Well that proves that you’d better buy ALL the tickets - otherwise you could be very unlucky…

Not sure where you live, but everywhere I’m aware of there isn’t a finite number of tickets created for you to buy ALL of. There are as many tickets printed as requested by the wagerers. Buying ALL in this exercise refers to buying all permutations of the numbers in play.

wasn’t there a lottery fixing scandal in an east coast state where these guys would buy the tickets and not turn them in until the prize got huge and then cash in once they thought it was worth it ? if I remember the only reason it was discovered was they figured out the same 20 or so guys would collect the winnings …

In the Australian Powerball, you can buy a Systems Entry which covers thousands of entries. Also has fewer baaaalls.

A syndicate did just this in Ireland in the 1990s. Even if they had to share the jackpot, they worked out that they would still be in profit from winning secondary Match 4 and Match 5 prizes.

I’m completely mystified by the intent of the OP. It almost seems if you are asking if it’s possible to buy money. Are you asking if it’s possible to buy money at a discount? Or what exactly?

Read the linked examples. Lotteries occasionally offer positive expected value, at which point, subject to the clerical and logistical challenge of buying all the tickets, a syndicate with sufficient funds can indeed buy money at a discount.
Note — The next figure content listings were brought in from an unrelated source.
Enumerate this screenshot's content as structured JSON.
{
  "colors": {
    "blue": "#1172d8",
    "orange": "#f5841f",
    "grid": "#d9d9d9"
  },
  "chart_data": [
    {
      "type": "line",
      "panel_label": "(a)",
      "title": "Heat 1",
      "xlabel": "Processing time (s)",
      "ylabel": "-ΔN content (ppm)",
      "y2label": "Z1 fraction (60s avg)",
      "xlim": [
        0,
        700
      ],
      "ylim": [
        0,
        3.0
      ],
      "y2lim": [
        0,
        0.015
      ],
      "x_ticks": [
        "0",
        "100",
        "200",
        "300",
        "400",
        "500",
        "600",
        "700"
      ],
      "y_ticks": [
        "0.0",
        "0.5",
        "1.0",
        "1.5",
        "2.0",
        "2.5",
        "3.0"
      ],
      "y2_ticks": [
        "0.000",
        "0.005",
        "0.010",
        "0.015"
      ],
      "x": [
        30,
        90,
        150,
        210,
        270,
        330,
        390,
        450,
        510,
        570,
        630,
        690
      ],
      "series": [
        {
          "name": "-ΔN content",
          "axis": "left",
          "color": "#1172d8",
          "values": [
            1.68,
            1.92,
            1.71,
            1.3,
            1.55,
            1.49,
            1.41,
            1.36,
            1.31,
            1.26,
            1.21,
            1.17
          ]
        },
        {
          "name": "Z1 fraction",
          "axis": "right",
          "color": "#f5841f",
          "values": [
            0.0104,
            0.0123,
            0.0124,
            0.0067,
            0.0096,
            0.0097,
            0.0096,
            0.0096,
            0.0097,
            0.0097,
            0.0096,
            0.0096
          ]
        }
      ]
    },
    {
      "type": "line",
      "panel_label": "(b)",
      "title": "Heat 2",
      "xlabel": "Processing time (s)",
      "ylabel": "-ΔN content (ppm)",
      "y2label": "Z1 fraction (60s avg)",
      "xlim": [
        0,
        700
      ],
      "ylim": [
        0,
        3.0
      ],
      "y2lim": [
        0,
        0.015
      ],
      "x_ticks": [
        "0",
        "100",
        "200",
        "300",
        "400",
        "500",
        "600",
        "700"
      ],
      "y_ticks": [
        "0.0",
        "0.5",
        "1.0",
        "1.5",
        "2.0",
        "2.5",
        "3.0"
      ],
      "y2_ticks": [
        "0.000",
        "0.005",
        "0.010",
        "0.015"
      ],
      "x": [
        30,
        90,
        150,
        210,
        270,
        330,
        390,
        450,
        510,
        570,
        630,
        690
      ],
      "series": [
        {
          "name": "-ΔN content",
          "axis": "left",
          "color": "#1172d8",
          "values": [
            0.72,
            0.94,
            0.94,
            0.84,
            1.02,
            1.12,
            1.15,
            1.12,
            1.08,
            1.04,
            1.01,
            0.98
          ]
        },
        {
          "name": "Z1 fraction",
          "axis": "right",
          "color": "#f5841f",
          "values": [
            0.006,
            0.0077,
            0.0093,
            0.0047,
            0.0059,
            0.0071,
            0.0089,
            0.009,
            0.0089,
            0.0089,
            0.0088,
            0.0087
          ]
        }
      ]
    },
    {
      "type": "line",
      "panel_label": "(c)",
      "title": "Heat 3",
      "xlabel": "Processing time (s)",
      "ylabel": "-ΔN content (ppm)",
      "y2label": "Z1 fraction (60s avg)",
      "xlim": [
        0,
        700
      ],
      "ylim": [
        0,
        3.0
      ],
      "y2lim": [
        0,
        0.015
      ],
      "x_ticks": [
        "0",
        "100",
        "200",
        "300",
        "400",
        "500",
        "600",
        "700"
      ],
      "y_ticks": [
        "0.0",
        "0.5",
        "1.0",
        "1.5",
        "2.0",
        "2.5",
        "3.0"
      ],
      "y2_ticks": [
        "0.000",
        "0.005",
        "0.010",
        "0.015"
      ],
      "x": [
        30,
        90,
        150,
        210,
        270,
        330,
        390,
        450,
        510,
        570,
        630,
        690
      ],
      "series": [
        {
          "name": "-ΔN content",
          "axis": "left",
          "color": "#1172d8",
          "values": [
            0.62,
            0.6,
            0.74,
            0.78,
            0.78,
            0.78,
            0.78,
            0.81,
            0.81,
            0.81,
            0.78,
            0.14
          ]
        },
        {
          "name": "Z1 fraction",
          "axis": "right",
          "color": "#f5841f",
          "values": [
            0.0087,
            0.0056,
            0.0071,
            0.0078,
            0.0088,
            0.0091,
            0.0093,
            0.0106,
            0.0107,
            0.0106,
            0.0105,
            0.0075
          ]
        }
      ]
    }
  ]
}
How to Use Math to Get Rich in the Lottery* - Jordan Ellenberg (Wisconsin–Madison)
For seven years, a group of students from MIT exploited a loophole in the Massachusetts State Lottery’s Cash WinFall game to win drawing after drawing, eventually pocketing more that $3 million. How did they do it? How did they get away with it? And what does this all have to do with mathematical entities like finite geometries, variance of probability distributions, and error-correcting codes?

Hour-long vid lecture just published.

Just to clarify It is gambling so you just need to pay on the profit. Let’s say the prize is $600,000,000 cash value then you only pay tax on $16,000,000

Provided that you keep all those other losing tickets as proof of your losses when you file your taxes. The IRS is going to get real picky when you claim that you spent $584,000,000 and you want to deduct that much from your 600 million.

Another thing to consider when calculating if buying all these tickets to win the big prize is worth it is that the lottery does not have the advertised jackpot amount, they only have half that amount. At least in the US all the big lotteries, Powerball, MegaMillions and the state lotteries only have half.

And they will invest that and pay you out in annual payments over 30 years after which time you may have ended up with the full jackpot amount, adding up all those payments.

If you want cash they will give you the half that they have and be done with you.

50% of ticket sales go into the prize pool, with about half going to pay out smaller prizes, so you would only be getting 25% of your “investment” back.

But, keep in mind that those big numbers that they have on the billboard are the annuity amounts. The cash amount is usually a bit over half of that.

Seems like it would be more efficient to just call dibs on the jackpot and leave it at that.

True, if someone else wins the big jackpot then your winning is cut in half.

What about people who get 5 out of 6 or 4 out of 6 numbers, do those add up and meaningfully add to the jackpot? If there are 30 possible numbers on a six ticket lottery, shouldn’t you get over 100 tickets where you got 5 out of 6 numbers, and endless thousands where you got 4 out of 6? If the jackpot for getting 6/6 numbers may be 20 million, isn’t the jackpot for getting 5/6 normally around 100k or so? If you get 100 of those that adds up quite a bit.

I know people have done this, but my impression is that they more do it for state lotteries where the number combinations are under 10 million. So they’ll get maybe a group of 2,000 people to each buy 5000 lottery tickets.

The non-jackpot prize usually accounts for about 25% of the ticket revenue. If you get 5 numbers, but not the special one, that nets $1 million.

There is usually between 1 and 4 winners of the million dollar prize.